Anti-ZFX ChIP-seq in a human medulloblastoma cell line

The Hedgehog (Hh) signaling pathway regulates normal development and cell proliferation, whereas its aberrant activation causes tumor formation. Hh-induced tumors can arise from different tissues and can be indolent or highly aggressive, such as basal cell carcinoma (BCC) of the skin and neural progenitor-derived medulloblastoma (MB), respectively. Little is known about cell-intrinsic factors that control the development of such diverse Hh-dependent tumors. Transcription factor Zfx is required for the self-renewal of several stem cell types, whereas its role in malignant transformation remains controversial. We found that the deletion of Zfx prevented BCC formation and significantly delayed MB development caused by Hh activation in vivo. In contrast, Zfx was dispensable for the development of Hh-independent brain tumor glioblastoma. We used genome-wide expression and chromatin binding analysis in a human MB cell line to identify direct, evolutionarily conserved targets of Zfx. These targets included the Hh signal transducer Smoothened (Smo), suggesting that Zfx may directly control Hh pathway activation in tumors. Two additional targets of Zfx, Dis3L and Ube2j1, were also required for the growth of MB cells in vitro. These results identify a common cell-intrinsic regulator of diverse Hh-induced tumors, and suggest Zfx and Zfx-controlled genes as possible therapeutic targets in these malignancies.
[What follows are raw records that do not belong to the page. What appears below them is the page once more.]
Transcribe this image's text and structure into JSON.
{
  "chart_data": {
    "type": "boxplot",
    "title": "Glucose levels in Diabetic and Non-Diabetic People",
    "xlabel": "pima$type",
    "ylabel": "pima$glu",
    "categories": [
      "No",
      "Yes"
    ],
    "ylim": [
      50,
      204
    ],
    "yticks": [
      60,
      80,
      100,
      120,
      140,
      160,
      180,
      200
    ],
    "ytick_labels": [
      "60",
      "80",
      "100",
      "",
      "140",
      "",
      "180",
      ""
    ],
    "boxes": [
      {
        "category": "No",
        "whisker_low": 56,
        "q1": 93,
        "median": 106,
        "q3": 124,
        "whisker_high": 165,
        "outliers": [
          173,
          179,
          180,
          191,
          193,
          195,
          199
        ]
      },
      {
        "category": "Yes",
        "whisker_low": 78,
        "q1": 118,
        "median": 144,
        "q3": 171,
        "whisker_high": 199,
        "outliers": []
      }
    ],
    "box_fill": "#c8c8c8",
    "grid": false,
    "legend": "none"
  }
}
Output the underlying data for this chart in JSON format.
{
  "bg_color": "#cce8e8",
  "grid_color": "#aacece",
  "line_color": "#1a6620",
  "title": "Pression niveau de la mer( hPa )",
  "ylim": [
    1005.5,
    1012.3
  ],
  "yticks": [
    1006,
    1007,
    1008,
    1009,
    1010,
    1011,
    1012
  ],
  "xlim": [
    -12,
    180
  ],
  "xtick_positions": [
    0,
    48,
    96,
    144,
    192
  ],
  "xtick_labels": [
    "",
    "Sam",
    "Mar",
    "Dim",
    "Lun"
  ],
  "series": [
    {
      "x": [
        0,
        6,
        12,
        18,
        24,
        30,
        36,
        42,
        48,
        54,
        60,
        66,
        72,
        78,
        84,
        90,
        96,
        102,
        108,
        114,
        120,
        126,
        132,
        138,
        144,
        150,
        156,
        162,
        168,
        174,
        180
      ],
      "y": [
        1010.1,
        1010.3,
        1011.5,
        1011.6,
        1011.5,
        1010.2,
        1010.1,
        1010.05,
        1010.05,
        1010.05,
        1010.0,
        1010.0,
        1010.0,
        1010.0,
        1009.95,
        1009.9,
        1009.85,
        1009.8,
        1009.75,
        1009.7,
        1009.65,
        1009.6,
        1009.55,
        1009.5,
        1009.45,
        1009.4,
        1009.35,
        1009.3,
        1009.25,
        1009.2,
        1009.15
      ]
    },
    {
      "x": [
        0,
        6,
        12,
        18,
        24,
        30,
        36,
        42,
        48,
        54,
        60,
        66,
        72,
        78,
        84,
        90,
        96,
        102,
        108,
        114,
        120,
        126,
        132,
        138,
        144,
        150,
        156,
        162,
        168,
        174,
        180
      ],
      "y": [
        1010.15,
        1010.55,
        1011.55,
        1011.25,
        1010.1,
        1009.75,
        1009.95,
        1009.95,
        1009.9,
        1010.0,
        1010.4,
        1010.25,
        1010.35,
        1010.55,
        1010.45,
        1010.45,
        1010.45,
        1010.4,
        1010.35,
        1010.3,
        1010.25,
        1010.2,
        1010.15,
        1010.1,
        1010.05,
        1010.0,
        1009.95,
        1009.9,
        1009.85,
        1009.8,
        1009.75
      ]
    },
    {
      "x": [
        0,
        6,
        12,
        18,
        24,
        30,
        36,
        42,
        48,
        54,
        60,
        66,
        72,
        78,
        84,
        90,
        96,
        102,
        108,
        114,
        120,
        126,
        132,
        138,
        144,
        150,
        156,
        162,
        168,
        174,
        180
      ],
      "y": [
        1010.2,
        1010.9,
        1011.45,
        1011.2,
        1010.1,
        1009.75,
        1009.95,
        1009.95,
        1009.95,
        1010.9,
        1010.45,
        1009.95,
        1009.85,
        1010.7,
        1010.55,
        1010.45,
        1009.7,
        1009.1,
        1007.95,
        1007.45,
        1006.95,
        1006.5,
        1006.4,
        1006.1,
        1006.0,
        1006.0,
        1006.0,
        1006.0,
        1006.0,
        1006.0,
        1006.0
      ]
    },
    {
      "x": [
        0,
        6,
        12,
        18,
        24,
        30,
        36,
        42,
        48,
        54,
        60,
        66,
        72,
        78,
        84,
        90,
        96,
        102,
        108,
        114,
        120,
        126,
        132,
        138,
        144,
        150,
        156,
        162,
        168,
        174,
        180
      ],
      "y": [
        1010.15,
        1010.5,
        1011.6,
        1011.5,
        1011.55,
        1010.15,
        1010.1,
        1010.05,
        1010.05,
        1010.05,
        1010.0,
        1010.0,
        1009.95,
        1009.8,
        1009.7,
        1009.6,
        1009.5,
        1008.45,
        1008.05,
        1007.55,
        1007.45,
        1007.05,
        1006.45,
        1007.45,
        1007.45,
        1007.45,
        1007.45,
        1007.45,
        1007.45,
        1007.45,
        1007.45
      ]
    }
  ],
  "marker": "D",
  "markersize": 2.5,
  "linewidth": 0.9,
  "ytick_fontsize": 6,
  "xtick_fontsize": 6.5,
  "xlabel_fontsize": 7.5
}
刺猬因子（Hedgehog, Hh）信号通路可调控正常发育与细胞增殖，而其异常激活会引发肿瘤发生。Hh诱导的肿瘤可起源于多种组织，其表型可呈惰性或高侵袭性，分别对应皮肤基底细胞癌（basal cell carcinoma, BCC）与神经祖细胞来源的髓母细胞瘤（medulloblastoma, MB）。目前对于调控这类多样Hh依赖性肿瘤发生的细胞内在因子，学界尚缺乏深入了解。转录因子Zfx是多种干细胞自我更新过程所必需的，但其在恶性转化中的作用仍存在争议。本研究发现，体内敲除Zfx可阻止BCC的形成，并显著延迟Hh激活诱导的MB发生。与之相反，Zfx对于非Hh依赖性脑肿瘤胶质母细胞瘤（glioblastoma）的发育并非必需。我们通过人类MB细胞系的全基因组表达与染色质结合分析，鉴定出Zfx的直接且进化保守的靶基因。这些靶基因包括Hh信号转导分子Smoothened（Smo），提示Zfx可直接调控肿瘤中的Hh通路激活。另外两个Zfx靶基因Dis3L与Ube2j1，同样是体外MB细胞生长所必需的。本研究结果确定了一类可调控多样Hh诱导肿瘤的通用细胞内在调节因子，并提示Zfx及其调控的基因可作为这类恶性肿瘤的潜在治疗靶点。